While many pan the E-bodies as rip-offs of the 1969 Camaro, I beg to differ. Yes, they do bear a resemblance, but I think the ‘cuda and Challenger look better. What’s more, you don’t see fifty 1970-74 Barracudas at every fricking car cruise and show–unlike 1969 Camaros. Ooh, a Camaro, how original!
Interestingly, the Gran Coupe package was also available on the convertible for 1970 only, which created the somewhat incongruous “Gran Coupe convertible.” Obviously, they did not get the cool overhead console.
The model returned for ’71 as a V8-only coupe, but there were far fewer produced; only 1,615 of the plush $3,029 hardtops found buyers. Come 1972, only a base Barracuda and defanged ‘cuda were available (with 318 and 340 V8s only) with no convertible in sight.
On the outside, Gran Coupes received an argent-finish rear panel, bright side moldings, wheel lip and belt line moldings and the expected “Gran Coupe” crests on the tail panel and front fenders. Coupes started at $2,934 with the Slant Six and $3,035 with the base V8, and $3,160/$3,260, respectively, in drop-top guise. Finding one today is not especially easy, as only 8,183 coupes and a mere 596 convertibles were built. And unlike the ‘cuda model, no one is making fakey-fake “tribute” Gran Coupes.

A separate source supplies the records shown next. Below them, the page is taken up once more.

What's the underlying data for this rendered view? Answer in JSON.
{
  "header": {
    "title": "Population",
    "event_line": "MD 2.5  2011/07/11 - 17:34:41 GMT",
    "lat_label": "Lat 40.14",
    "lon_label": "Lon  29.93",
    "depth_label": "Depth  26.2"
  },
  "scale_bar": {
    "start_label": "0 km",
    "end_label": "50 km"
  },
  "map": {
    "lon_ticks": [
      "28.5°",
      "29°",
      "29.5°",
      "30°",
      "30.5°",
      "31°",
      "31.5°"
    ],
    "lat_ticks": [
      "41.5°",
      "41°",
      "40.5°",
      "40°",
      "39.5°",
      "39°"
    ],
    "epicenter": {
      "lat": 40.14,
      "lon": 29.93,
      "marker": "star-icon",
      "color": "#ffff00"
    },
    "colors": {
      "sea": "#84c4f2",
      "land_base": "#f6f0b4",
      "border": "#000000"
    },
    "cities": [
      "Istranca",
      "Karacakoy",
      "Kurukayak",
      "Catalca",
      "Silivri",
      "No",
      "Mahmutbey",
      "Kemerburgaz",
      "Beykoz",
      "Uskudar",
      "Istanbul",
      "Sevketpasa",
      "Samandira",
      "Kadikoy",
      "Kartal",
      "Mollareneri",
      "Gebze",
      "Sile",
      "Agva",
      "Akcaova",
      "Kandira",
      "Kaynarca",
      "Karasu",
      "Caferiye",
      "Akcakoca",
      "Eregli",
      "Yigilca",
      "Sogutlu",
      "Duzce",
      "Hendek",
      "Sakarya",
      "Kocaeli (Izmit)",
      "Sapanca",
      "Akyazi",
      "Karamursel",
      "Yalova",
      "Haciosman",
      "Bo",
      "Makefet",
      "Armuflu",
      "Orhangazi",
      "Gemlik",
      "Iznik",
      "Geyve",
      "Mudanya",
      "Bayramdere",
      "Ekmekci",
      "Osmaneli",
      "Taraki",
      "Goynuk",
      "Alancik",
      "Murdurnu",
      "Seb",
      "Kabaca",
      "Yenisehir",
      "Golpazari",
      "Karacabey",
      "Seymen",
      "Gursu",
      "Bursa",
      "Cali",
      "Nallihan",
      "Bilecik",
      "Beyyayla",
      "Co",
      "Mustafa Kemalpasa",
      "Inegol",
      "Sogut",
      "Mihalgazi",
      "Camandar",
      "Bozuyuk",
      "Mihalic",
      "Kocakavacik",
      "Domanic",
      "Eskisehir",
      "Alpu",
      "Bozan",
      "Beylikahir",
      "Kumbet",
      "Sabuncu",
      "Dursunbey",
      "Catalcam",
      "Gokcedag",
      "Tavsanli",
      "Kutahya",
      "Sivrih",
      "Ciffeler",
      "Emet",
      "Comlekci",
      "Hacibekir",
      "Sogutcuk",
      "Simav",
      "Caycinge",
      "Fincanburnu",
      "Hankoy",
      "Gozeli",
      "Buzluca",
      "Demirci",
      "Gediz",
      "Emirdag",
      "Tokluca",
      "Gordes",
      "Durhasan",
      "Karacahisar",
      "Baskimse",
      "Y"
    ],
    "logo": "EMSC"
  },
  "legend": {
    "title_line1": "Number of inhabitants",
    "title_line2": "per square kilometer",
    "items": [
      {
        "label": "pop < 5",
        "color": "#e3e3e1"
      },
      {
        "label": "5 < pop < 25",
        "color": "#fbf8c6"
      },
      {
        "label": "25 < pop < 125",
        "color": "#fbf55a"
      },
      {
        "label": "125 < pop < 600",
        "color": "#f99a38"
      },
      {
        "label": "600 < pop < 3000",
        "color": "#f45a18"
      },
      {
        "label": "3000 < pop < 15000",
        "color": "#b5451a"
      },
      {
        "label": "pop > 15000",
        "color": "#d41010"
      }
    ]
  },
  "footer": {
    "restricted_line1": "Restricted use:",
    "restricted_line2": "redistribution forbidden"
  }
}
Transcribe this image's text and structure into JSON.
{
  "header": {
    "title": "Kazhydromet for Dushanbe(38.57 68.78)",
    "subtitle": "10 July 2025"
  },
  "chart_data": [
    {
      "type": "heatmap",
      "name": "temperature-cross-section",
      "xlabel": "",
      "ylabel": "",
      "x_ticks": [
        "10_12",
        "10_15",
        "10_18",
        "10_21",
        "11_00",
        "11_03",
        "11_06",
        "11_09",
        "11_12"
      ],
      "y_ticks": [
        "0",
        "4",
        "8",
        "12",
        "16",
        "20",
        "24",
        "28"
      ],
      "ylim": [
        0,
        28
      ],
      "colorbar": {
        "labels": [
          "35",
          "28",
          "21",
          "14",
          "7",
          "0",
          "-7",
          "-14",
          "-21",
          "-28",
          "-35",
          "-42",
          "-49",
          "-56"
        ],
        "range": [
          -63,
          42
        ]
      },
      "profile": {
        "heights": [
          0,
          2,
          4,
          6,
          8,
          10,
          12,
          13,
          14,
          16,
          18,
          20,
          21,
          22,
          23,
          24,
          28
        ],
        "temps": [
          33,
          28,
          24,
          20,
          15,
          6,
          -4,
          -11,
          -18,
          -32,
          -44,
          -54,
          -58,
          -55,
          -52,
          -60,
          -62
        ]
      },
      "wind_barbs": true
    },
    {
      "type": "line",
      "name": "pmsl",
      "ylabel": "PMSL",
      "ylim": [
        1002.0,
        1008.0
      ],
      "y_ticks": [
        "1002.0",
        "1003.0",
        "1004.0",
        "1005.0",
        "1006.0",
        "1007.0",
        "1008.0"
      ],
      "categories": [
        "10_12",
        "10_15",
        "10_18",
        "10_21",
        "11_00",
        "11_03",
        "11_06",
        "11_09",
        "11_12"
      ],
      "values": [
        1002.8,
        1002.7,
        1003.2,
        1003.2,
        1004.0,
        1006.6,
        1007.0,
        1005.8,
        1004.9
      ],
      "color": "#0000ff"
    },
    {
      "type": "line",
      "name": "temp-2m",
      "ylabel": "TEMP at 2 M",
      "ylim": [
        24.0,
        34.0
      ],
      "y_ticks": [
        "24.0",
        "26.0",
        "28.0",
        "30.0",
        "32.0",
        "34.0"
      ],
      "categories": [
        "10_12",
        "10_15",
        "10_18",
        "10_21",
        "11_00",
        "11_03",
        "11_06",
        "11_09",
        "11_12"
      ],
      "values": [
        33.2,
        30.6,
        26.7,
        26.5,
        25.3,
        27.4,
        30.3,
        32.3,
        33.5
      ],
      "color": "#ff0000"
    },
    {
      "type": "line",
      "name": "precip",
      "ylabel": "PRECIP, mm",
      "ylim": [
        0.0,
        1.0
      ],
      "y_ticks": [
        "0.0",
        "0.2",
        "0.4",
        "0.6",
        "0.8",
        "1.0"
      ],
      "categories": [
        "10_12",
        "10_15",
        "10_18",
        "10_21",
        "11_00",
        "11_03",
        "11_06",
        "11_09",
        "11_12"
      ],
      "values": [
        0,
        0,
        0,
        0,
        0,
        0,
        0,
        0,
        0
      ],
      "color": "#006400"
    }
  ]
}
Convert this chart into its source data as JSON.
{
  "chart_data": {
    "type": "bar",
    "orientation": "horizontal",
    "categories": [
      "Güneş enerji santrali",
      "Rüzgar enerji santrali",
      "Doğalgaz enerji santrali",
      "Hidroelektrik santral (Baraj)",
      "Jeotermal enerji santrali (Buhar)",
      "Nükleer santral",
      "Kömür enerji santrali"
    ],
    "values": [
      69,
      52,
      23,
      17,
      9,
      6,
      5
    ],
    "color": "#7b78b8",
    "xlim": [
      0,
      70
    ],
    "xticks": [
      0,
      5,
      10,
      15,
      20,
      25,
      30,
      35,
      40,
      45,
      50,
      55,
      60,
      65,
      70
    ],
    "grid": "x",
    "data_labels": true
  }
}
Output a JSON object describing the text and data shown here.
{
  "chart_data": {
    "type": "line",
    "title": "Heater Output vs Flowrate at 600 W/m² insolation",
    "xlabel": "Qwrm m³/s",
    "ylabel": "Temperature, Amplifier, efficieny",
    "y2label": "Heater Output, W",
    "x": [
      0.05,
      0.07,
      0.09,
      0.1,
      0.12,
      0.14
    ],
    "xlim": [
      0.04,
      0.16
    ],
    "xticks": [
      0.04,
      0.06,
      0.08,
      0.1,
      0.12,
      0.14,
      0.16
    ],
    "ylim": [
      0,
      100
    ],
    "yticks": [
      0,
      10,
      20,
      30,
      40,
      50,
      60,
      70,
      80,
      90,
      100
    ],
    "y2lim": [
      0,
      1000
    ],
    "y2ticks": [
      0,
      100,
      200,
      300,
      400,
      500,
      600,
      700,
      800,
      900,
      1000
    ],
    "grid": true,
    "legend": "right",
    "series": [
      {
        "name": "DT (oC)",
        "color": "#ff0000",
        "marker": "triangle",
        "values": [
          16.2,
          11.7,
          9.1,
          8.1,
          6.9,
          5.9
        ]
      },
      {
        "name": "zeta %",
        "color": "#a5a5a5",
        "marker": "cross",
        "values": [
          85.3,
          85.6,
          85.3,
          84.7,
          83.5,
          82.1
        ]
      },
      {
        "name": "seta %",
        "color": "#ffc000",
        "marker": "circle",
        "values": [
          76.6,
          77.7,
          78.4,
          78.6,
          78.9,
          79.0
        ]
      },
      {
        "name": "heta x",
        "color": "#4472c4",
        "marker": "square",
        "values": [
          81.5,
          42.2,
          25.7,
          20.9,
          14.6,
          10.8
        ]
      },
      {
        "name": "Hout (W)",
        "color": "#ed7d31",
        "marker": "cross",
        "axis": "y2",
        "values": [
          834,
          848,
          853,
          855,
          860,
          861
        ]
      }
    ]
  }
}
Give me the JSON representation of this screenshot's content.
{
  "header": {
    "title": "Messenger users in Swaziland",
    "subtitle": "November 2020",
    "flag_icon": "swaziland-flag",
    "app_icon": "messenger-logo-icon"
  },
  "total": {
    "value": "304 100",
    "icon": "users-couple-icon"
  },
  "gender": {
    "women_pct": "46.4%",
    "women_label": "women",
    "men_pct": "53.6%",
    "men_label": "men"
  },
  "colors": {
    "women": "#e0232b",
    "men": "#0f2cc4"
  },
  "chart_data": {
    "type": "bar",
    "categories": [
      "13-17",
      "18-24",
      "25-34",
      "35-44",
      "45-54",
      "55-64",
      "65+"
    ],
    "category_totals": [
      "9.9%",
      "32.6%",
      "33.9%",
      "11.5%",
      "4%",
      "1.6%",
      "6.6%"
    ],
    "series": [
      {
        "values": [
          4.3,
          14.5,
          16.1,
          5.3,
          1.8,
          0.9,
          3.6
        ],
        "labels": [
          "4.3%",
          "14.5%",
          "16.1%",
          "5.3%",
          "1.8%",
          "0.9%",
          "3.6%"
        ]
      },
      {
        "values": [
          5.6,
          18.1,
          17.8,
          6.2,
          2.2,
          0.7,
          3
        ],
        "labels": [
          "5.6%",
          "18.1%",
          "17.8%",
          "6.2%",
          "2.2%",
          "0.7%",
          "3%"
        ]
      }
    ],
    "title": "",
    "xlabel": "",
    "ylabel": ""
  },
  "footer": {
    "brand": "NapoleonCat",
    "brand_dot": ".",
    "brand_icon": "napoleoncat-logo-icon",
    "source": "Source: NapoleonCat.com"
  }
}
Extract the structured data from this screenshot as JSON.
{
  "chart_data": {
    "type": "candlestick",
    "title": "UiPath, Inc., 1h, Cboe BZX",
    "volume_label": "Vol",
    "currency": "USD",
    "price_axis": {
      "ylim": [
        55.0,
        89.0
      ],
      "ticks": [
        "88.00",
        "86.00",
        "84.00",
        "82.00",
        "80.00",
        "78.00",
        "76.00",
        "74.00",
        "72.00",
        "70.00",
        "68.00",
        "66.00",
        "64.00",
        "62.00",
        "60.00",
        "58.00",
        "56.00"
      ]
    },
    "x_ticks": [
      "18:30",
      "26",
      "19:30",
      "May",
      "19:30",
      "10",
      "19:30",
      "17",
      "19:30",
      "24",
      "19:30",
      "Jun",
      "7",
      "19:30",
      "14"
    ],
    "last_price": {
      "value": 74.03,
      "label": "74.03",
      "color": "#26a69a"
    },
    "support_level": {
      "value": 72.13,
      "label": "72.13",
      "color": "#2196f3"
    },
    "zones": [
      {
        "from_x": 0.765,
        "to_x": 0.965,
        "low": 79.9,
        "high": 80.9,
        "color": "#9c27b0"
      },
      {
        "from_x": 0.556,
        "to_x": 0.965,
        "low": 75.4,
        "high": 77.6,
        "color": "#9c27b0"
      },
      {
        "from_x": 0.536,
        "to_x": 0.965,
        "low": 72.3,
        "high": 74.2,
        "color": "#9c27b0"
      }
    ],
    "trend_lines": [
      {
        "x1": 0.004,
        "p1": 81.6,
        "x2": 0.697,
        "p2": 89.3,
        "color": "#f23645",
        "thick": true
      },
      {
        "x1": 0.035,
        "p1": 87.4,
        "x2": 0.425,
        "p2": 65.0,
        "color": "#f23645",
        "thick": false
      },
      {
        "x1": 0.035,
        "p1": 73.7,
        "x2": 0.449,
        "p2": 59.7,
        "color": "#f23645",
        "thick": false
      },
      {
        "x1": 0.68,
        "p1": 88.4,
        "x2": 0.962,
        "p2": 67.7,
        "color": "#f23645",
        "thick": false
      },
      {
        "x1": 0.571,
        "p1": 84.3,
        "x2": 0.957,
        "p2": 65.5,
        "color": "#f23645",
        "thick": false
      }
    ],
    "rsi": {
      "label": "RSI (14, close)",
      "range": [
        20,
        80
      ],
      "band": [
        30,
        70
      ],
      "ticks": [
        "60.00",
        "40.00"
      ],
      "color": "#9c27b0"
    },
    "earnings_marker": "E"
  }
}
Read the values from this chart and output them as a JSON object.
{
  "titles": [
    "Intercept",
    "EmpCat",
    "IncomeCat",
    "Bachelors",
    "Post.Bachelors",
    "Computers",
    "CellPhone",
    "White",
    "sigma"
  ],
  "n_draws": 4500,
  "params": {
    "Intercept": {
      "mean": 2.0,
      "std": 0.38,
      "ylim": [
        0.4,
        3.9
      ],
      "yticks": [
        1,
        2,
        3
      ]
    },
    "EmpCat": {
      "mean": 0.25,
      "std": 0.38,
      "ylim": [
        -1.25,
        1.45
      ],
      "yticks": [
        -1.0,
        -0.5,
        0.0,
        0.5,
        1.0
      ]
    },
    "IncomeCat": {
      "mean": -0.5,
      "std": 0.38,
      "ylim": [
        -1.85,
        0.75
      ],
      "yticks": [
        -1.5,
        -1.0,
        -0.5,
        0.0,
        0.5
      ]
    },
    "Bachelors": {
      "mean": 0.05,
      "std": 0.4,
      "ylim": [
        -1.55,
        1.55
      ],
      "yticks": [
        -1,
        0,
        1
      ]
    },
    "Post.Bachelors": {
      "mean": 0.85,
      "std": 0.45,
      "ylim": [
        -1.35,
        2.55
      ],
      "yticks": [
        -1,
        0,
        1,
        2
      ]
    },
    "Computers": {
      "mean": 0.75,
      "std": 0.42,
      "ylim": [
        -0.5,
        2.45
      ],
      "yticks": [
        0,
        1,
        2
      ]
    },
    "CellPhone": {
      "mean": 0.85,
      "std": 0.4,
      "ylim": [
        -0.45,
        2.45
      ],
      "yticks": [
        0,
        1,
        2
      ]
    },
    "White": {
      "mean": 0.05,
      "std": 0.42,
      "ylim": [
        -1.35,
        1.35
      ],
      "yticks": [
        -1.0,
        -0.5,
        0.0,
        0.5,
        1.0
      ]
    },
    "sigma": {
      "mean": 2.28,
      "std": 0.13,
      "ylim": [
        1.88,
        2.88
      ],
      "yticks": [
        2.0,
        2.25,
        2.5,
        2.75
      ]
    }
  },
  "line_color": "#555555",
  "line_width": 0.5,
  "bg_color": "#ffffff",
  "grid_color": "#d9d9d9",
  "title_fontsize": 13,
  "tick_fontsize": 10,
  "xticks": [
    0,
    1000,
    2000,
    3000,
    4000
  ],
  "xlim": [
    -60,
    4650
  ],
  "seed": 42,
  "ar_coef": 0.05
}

So, seeing this one was a treat. At first blush it appeared to be a Plum Crazy ‘cuda, but my Brougham radar spotted the cool Gran Coupe badges a split-second later. I had never seen a Gran Coupe in person before, and the colors on this one were great. I love the overhead console! The only changes I’d make are a set of whitewalls and full wheel covers. Hey, the Rallye wheels look great, but this Broughamiest Barracuda shouldn’t try so hard to blend in with the rest of the ‘cuda herd!